Example 9.14. There is 1801 rubles. How many can you buy chocolates for 31 rubles. and a roll for 18 rubles in order to fully spend all the money.

Program:

Amount = 1801

AllChocolates = Sum \ 31: All Buns = Sum \ 18

For i = 1 To AllChocolates

For j = 1 To AllBulki

Price = i * 31 + j * 18 ‘total purchase price

If Price = 1801 Then

Print "Chocolate: "; i; Tab(19); "Bulok: "; j

Let us explain the program in which we use variables named in Russian.

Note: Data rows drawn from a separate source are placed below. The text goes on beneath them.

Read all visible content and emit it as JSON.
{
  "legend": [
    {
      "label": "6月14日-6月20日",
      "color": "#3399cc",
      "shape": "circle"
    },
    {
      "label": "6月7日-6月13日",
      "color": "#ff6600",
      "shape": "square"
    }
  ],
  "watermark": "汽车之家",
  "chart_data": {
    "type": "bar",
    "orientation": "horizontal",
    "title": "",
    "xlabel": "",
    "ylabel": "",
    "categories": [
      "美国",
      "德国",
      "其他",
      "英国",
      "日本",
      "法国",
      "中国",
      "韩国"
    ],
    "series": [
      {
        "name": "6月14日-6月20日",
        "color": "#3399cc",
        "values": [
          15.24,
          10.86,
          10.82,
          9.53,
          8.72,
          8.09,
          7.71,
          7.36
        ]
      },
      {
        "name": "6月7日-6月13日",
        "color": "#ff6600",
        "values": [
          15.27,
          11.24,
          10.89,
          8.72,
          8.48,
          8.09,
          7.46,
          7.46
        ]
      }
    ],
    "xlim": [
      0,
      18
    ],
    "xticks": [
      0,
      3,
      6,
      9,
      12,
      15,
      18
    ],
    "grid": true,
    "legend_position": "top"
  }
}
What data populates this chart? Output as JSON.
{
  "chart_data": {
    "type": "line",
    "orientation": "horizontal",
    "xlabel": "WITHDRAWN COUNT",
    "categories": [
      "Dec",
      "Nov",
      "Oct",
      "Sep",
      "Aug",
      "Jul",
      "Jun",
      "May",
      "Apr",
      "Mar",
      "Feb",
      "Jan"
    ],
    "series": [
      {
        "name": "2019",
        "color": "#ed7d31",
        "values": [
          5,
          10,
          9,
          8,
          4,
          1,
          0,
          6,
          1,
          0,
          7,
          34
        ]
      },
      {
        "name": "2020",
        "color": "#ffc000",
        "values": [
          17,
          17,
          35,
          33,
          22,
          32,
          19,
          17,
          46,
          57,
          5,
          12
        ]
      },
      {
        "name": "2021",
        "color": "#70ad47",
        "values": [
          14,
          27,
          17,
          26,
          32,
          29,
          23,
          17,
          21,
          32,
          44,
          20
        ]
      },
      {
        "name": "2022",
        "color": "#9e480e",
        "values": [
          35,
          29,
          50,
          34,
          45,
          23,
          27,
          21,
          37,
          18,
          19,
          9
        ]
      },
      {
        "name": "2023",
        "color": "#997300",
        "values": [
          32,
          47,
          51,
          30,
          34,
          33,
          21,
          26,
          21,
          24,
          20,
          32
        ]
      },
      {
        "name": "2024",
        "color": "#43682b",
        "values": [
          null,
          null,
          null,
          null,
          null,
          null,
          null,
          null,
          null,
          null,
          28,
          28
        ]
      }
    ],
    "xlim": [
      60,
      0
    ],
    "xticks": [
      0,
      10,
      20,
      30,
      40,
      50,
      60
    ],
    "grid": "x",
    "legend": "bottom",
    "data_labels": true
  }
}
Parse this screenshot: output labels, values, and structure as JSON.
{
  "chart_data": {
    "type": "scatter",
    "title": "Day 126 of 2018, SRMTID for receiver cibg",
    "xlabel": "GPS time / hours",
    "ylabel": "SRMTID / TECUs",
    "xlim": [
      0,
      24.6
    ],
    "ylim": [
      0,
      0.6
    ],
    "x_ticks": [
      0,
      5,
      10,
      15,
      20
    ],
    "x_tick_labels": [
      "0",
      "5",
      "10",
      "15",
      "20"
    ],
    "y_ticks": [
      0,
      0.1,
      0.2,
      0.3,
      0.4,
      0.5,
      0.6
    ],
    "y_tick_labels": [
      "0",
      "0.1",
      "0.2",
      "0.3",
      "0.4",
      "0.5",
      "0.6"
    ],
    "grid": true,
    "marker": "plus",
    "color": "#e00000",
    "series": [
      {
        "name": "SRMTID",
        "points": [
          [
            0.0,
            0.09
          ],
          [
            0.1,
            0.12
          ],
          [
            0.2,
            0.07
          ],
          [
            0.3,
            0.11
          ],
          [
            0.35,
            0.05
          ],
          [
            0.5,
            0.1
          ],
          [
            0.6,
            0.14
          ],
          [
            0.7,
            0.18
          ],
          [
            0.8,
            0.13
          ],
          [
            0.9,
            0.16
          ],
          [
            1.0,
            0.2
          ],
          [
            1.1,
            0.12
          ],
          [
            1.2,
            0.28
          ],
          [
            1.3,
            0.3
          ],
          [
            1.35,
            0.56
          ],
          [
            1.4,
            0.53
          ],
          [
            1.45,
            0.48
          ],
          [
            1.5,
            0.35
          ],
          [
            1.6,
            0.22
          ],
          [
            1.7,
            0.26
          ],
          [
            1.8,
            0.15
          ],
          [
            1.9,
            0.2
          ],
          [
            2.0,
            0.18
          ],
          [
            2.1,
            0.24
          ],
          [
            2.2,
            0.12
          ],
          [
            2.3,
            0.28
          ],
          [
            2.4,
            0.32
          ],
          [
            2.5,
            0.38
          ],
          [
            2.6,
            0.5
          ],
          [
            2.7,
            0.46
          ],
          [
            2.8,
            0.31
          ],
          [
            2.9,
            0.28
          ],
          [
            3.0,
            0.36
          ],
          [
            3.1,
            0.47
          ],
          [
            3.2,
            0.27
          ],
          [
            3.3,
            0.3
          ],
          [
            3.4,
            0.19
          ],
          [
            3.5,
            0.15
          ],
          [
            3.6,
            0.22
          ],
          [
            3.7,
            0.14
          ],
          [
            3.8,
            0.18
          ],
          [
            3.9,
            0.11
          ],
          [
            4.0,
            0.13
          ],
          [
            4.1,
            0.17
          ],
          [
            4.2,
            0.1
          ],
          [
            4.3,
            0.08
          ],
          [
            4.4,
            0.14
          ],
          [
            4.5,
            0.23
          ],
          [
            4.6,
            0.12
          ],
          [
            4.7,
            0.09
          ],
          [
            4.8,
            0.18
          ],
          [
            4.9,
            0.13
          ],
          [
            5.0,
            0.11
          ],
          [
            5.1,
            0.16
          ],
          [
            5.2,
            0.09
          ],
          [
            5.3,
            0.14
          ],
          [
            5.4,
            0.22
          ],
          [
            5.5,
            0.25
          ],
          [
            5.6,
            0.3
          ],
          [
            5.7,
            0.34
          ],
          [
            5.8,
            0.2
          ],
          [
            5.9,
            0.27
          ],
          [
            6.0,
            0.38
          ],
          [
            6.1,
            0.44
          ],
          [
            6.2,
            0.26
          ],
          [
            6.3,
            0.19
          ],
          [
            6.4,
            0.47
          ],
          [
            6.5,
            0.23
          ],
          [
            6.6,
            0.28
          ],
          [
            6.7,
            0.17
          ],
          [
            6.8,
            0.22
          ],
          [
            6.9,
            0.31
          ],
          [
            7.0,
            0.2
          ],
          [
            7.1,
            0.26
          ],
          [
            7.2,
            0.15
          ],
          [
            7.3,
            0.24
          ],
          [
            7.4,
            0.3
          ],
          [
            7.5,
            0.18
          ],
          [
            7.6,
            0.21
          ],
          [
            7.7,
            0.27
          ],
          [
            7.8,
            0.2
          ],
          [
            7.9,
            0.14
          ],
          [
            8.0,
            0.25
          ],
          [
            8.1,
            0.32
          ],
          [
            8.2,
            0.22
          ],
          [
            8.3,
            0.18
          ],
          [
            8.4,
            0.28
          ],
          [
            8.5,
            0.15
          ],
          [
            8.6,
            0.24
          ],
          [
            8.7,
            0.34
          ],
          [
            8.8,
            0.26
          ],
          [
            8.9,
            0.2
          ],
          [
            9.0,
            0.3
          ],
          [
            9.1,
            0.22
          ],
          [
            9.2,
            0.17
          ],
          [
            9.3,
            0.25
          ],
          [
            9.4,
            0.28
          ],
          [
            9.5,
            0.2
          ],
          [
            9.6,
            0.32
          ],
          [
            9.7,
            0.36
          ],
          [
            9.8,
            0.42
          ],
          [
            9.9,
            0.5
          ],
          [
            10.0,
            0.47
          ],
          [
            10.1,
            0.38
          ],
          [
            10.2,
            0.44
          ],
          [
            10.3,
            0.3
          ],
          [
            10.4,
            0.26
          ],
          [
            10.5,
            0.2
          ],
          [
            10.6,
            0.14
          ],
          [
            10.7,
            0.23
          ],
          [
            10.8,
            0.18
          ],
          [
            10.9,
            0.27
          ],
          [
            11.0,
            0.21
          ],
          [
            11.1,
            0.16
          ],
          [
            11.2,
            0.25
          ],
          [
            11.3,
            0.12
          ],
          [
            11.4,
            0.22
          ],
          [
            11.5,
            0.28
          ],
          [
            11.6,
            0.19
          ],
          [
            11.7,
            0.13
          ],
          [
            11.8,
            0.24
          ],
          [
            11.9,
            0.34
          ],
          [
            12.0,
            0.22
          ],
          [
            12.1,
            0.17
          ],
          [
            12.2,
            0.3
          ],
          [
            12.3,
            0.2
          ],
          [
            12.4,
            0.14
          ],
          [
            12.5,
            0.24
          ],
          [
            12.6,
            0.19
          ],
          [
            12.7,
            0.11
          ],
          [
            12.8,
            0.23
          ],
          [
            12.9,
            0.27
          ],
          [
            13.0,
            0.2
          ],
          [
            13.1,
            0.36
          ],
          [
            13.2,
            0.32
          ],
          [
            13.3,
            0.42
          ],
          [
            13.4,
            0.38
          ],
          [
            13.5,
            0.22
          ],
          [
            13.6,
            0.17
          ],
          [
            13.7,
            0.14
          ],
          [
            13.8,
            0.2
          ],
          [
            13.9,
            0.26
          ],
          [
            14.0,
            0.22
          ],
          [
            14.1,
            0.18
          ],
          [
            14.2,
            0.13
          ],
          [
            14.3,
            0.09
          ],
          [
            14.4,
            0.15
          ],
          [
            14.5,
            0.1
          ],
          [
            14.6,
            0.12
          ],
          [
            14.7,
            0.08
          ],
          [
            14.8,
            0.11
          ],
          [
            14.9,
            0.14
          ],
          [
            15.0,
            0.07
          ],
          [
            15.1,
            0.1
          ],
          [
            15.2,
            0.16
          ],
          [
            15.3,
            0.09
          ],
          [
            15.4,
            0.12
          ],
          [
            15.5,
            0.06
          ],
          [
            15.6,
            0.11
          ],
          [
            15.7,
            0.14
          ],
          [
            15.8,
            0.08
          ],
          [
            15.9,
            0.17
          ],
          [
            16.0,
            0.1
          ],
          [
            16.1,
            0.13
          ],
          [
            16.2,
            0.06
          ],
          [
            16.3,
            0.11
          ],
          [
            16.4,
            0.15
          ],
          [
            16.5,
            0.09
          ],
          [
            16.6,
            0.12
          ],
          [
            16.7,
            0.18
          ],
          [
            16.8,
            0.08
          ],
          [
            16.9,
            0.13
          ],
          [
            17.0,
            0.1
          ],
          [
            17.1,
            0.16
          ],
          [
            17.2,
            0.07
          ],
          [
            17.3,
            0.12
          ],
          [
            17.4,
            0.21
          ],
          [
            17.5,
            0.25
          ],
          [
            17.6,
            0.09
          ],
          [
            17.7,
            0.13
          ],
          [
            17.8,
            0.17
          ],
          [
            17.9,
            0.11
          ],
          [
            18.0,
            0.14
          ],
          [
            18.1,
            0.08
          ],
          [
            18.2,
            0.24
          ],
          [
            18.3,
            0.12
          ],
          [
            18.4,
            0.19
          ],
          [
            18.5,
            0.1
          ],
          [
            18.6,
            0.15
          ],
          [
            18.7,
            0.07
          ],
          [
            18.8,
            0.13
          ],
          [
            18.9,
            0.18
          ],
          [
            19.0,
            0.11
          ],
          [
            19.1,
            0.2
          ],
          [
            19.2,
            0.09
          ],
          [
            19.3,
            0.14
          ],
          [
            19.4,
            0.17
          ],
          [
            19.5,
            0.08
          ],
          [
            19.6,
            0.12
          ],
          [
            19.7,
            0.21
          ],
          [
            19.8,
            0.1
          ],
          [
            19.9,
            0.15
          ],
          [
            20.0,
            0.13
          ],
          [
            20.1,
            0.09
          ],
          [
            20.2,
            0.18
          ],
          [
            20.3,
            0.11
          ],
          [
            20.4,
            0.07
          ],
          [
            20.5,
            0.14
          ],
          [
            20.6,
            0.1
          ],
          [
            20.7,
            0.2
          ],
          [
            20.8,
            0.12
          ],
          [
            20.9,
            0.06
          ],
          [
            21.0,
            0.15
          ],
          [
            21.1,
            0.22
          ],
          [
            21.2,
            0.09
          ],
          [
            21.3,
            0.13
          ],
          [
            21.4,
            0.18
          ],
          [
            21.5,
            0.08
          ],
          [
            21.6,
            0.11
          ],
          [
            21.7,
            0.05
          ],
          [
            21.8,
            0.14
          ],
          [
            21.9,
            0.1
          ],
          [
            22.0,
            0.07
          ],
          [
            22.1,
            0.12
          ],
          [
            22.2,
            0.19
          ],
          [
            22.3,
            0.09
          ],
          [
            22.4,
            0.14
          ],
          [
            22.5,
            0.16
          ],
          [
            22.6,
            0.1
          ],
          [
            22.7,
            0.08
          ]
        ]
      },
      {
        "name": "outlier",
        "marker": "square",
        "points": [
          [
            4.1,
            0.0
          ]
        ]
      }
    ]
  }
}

First, we determine what is the maximum number of only chocolates or only rolls that can be bought for the entire amount. The obtained values ​​of VseChocolate and VseBulki are used to limit the number of searches by the number of chocolates and rolls. For each value of the number of chocolates (i) and the number of rolls (j), we determine the total Price for their purchase. If the calculated Price is 1801, then the selected option is one of the solutions to the problem.

The Tab() function specifies at what position from the edge of the form the information following this function will be displayed. If Tab(19), then from the 19th position.

The program displays 3 possible purchase options:

Chocolates 7, rolls 88

Chocolates 25, rolls 57

Chocolates 43, rolls 26

If you want to give an unambiguous answer, you must formulate an additional condition. For example, “less buns were bought than chocolates.” Then the only solution would be the 3rd option.

There are many mathematical problems that are simply solved by iterating through nested loop programming.